SPVM reminds Montreal motorists to respect disabled parking places
Police are reminding people not to use disabled parking spaces (photo: Scott Prouse / CTV Montreal)
Scott Prouse, CTV Montreal
Published Tuesday, June 4, 2019 1:28PM EDT
Last Updated Thursday, June 6, 2019 2:26PM EDT
Montreal police and Moelle Épinière et Motricité Québec teamed up today to remind motorists of the importance of leaving disabled parking spots open for those in need.
Police spokesperson Steve Girard says the SPVM handed out over 3,000 tickets to Montreal motorists last year for parking in disabled spots. He adds that that number could easily have been higher.
“It’s a big problem,” Girard says.
Jacques Comeau, who uses a wheelchair and is an integration counsellor with MÉMO-QC, says disabled parking scofflaws are not only disrespectful, but also dangerous.
Comeau explains that many vehicles’ rear and side view mirrors don’t allow drivers to completely see wheelchairs because they are smaller and lower to the ground.
“You’ve got to get from your car to the door and the possibility of getting hit by a car backing up is very serious,” he says.
He says that when he arrives in a parking lot and sees all the disabled parking spots taken, he is forced to use a regular parking spot. This creates a difficult and time-consuming situation for him. Other parking spots are smaller and therefore make it impossible to deploy his ramp.
“If I take a regular-sized spot, I can’t get out of my car. If I park at the end of a series of parking spots and someone parks next to me, I’m stuck until they come back out and move so I can get back in my van,” he says.

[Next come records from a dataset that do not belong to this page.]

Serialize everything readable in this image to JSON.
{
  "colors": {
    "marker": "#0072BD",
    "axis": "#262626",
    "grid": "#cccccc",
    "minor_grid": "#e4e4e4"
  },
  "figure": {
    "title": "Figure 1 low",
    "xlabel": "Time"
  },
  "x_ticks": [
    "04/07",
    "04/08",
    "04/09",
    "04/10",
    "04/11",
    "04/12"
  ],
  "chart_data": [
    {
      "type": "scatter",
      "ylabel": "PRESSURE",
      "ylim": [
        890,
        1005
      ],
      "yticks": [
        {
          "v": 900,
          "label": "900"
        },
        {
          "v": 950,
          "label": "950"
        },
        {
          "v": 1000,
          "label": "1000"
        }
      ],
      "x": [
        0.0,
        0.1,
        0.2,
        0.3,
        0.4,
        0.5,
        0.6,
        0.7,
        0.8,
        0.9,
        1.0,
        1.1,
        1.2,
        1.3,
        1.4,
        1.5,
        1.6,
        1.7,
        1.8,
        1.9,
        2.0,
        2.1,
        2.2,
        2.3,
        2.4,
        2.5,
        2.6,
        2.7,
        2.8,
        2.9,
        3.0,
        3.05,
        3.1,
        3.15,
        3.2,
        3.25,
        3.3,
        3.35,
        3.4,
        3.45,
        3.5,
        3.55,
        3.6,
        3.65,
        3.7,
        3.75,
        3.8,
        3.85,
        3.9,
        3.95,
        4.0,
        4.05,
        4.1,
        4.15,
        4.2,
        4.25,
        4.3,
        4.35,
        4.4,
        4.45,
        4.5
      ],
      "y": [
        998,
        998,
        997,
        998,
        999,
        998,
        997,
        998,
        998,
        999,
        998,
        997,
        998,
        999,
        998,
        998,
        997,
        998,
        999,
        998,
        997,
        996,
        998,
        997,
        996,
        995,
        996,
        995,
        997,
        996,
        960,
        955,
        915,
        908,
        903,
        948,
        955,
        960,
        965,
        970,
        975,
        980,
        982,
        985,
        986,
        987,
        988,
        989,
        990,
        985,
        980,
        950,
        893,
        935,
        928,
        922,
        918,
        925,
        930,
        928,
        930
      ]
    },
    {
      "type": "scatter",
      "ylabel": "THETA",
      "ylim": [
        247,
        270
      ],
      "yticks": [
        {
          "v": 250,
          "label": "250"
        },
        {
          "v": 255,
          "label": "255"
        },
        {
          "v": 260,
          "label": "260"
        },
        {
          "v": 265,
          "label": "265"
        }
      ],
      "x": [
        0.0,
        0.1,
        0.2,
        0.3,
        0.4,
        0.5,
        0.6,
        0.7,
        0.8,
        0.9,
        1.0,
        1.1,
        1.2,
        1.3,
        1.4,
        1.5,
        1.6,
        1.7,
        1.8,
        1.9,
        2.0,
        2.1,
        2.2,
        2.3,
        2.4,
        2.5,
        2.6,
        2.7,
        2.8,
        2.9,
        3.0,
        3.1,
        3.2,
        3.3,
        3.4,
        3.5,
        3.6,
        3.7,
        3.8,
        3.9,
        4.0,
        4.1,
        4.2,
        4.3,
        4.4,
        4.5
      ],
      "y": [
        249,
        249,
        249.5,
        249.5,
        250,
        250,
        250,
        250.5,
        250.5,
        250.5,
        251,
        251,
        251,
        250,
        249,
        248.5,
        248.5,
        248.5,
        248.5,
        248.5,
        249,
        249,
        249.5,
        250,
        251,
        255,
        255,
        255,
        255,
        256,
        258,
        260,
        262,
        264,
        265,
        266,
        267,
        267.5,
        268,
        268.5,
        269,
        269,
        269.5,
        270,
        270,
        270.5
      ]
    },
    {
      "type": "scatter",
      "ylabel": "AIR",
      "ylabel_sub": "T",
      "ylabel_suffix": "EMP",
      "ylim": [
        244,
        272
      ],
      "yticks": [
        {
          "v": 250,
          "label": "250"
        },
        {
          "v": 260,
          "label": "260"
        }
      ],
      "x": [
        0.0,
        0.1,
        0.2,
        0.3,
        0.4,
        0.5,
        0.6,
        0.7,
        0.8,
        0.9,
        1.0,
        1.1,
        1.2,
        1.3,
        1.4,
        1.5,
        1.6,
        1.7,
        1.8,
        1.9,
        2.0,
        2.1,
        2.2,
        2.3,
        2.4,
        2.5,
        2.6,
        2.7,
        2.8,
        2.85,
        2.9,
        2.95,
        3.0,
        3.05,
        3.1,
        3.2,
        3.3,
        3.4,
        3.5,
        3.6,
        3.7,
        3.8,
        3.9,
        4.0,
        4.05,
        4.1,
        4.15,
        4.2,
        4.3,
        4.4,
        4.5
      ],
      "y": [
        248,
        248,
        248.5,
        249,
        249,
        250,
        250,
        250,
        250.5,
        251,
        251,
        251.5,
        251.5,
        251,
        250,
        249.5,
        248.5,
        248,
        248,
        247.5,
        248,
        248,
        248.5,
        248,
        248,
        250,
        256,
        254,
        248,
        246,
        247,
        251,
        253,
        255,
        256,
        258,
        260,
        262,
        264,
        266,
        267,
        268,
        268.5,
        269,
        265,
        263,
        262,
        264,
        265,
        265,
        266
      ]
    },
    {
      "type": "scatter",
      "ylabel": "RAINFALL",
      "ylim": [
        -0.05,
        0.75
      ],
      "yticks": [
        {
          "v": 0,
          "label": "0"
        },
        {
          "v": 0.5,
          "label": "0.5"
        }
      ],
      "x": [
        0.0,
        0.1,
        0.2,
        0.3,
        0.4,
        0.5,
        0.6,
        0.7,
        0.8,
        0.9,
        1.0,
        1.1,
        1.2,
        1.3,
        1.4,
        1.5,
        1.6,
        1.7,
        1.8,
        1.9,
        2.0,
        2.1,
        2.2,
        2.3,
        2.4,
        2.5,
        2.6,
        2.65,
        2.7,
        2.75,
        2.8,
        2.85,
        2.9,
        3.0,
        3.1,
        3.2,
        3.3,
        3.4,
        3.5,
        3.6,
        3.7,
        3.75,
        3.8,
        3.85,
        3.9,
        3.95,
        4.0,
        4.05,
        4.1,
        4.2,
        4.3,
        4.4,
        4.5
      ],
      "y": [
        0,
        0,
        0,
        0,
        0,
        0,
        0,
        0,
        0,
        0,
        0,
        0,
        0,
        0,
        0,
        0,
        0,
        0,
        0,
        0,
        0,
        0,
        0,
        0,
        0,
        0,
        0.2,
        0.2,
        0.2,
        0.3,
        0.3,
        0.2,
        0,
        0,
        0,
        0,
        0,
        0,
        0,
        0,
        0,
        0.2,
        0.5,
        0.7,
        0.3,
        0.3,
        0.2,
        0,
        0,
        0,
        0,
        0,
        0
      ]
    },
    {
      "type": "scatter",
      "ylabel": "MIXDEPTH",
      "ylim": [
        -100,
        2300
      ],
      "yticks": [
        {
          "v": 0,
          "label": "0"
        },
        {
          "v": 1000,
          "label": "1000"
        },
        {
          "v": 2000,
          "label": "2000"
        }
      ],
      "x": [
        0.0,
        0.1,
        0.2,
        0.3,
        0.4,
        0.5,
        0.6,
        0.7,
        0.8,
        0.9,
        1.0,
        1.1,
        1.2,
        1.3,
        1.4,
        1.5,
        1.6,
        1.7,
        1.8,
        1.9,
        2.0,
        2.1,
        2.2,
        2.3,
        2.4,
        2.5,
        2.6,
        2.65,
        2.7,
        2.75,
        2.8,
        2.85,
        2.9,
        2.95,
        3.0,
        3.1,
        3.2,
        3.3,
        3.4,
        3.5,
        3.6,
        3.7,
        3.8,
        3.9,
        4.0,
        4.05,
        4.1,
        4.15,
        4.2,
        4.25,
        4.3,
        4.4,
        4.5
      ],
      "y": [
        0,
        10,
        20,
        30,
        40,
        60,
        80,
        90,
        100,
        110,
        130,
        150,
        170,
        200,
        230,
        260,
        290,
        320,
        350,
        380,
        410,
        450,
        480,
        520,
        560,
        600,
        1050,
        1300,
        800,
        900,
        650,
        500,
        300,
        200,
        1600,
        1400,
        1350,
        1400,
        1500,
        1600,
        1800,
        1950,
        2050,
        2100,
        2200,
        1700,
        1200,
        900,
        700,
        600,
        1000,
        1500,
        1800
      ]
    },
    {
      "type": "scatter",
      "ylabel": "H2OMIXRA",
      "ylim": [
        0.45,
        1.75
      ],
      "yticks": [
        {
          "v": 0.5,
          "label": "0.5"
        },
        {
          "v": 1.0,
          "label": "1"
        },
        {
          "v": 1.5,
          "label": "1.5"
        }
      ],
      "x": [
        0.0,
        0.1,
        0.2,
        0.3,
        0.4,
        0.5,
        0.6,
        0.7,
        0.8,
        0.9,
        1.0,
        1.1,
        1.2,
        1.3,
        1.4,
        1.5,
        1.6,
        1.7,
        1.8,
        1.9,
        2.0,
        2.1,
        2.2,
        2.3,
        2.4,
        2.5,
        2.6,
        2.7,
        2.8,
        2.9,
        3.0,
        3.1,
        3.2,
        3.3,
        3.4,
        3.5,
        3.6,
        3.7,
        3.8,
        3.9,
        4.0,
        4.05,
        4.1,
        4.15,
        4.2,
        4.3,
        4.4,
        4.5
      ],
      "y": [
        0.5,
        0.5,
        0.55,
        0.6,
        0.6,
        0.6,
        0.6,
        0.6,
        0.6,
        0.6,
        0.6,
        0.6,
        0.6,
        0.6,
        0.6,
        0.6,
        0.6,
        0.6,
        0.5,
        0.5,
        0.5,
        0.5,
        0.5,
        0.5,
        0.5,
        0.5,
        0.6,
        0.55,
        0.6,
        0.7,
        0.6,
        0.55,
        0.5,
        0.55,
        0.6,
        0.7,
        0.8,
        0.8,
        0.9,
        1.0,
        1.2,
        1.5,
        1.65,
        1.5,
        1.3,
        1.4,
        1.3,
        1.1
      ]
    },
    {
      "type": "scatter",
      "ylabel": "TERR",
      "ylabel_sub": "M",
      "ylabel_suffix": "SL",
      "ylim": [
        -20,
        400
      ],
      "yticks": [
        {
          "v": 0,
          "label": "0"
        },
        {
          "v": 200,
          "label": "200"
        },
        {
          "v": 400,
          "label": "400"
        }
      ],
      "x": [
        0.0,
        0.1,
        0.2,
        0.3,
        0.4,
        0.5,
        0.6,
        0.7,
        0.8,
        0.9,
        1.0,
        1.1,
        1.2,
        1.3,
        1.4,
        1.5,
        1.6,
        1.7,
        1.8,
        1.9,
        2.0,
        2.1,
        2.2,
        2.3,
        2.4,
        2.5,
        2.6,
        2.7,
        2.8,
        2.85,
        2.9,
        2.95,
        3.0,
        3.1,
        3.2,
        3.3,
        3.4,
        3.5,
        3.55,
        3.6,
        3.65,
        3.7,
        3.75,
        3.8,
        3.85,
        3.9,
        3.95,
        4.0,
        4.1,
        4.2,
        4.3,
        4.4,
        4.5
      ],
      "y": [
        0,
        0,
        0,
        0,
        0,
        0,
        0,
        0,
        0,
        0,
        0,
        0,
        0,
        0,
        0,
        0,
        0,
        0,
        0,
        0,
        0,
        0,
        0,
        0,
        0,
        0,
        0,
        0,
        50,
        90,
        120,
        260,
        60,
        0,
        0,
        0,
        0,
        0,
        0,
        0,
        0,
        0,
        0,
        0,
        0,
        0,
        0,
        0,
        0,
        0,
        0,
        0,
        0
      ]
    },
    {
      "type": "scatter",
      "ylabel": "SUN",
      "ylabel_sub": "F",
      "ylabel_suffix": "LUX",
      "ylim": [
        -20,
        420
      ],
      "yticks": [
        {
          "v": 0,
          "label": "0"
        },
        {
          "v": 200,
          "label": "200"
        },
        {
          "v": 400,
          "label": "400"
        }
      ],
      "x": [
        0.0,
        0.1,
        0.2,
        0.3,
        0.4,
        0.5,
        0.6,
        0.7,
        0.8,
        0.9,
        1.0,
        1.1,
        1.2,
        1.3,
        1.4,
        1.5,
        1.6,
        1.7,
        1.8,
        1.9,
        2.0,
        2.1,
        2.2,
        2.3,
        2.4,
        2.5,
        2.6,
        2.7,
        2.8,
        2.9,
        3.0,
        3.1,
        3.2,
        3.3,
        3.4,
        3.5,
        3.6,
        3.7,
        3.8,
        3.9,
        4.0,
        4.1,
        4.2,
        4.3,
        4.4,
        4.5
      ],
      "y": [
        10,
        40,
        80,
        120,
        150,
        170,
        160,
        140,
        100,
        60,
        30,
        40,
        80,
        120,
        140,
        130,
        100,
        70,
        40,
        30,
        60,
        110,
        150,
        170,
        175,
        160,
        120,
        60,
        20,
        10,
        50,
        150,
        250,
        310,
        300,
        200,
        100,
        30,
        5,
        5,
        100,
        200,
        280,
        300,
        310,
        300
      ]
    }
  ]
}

Girard says Montreal police have not only been ticketing motorists who are parked illegally in disabled parking spots, but also informing stores and restaurants that they must properly identify disabled parking spots with official signs for police to be able to ticket offenders. He adds that painting a wheelchair on the concrete is not enough.
Comeau adds that stores and restaurants also have a responsibility to help police stop people from parking illegally in disabled parking places.
“It’s important that the proper signage is there so they can give out tickets to make people more aware of the problem,” he says.
Girard also reminds Montreal motorists that disabled parking permits are for people and not vehicles.
“This privilege is not for the car... you have to have this card (disabled parking permit) for you,” he says.